Physical Layer Security over Fluid Antenna Systems

This paper investigates the performance of physical layer security (PLS) in fluid antenna-aided communication systems under arbitrary correlated fading channels. In particular, it is considered that a single fixed-antenna transmitter aims to send confidential information to a legitimate receiver equipped with a planar fluid antenna system (FAS), while an eavesdropper, also taking advantage of a planar FAS, attempts to decode the desired message. For this scenario, we first present analytical expressions of the equivalent channel distributions at the legitimate user and eavesdropper by using copula, so that the obtained analytical results are valid for any arbitrarily correlated fading distributions.
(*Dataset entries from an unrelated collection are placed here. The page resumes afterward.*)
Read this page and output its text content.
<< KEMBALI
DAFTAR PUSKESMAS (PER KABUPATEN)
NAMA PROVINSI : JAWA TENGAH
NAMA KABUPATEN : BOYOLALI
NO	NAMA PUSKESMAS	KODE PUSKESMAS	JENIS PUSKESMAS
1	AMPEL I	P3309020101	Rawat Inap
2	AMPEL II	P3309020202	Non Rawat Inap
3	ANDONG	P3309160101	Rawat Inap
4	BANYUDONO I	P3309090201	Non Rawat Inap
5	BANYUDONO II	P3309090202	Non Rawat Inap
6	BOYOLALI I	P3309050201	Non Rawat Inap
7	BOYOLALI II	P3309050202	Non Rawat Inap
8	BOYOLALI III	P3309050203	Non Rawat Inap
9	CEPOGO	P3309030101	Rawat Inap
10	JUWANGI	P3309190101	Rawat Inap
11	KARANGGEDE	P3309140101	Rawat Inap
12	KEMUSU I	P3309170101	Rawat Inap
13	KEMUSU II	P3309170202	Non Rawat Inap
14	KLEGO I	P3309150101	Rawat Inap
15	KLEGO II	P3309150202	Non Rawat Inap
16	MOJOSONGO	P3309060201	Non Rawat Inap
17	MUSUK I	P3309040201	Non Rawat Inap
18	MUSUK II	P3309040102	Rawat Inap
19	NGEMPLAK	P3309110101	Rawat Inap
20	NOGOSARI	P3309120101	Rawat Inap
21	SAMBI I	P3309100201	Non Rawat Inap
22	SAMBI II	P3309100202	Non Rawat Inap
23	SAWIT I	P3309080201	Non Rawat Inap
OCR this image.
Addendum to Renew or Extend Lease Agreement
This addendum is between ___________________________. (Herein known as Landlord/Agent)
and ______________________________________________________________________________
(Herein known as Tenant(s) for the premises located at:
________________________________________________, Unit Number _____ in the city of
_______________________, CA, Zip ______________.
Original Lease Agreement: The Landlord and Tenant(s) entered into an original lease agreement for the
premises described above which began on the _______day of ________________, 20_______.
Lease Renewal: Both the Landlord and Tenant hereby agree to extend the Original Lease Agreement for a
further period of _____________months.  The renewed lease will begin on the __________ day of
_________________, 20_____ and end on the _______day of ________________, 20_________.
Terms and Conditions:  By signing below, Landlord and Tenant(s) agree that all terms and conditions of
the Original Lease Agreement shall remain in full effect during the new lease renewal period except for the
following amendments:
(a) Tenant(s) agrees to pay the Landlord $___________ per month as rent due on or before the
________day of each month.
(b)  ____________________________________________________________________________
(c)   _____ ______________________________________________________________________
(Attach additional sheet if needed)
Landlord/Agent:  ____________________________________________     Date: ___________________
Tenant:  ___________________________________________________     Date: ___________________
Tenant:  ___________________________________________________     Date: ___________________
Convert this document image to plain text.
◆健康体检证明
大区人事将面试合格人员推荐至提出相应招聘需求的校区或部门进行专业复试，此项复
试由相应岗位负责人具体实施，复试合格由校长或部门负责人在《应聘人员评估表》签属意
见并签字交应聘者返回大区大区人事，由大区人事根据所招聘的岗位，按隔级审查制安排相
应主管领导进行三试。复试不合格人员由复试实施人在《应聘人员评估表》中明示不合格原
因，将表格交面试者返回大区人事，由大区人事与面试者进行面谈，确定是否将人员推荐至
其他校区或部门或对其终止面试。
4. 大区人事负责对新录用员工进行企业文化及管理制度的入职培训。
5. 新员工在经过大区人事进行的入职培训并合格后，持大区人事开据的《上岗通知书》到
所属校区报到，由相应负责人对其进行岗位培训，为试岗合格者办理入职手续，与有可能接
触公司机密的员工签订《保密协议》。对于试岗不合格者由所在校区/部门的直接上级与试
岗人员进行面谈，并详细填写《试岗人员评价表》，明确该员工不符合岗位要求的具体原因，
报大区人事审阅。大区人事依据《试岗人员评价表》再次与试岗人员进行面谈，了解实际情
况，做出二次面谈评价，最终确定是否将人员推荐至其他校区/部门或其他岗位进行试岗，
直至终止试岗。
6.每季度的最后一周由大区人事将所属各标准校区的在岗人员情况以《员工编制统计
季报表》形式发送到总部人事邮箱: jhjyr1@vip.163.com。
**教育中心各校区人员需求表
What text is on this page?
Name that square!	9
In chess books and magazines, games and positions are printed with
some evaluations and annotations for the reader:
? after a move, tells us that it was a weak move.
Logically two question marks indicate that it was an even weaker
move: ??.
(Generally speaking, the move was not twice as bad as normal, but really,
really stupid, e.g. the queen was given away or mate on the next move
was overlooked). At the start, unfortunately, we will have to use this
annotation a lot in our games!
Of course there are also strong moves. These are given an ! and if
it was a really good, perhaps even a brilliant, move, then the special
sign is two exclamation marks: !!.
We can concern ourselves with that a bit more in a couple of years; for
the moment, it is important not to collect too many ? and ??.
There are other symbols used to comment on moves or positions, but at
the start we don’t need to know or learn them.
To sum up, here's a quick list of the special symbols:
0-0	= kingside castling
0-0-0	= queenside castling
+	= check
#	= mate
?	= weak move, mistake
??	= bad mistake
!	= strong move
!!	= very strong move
Then, with the help of Gauss-Laguerre quadrature, we derive compact analytical expressions for the average secrecy capacity (ASC), the secrecy outage probability (SOP), and the secrecy energy efficiency (SEE) for the FAS wiretap channel. Moreover, for exemplary purposes, we also obtain the compact expression of ASC, SOP, and SEE by utilizing the Gaussian copula under correlated Rayleigh fading channels as a special case. Eventually, numerical results indicate that applying the fluid antenna with only one active port to PLS can guarantee more secure and reliable transmission, when compared to traditional antenna systems (TAS) exploiting maximal ratio combining (MRC).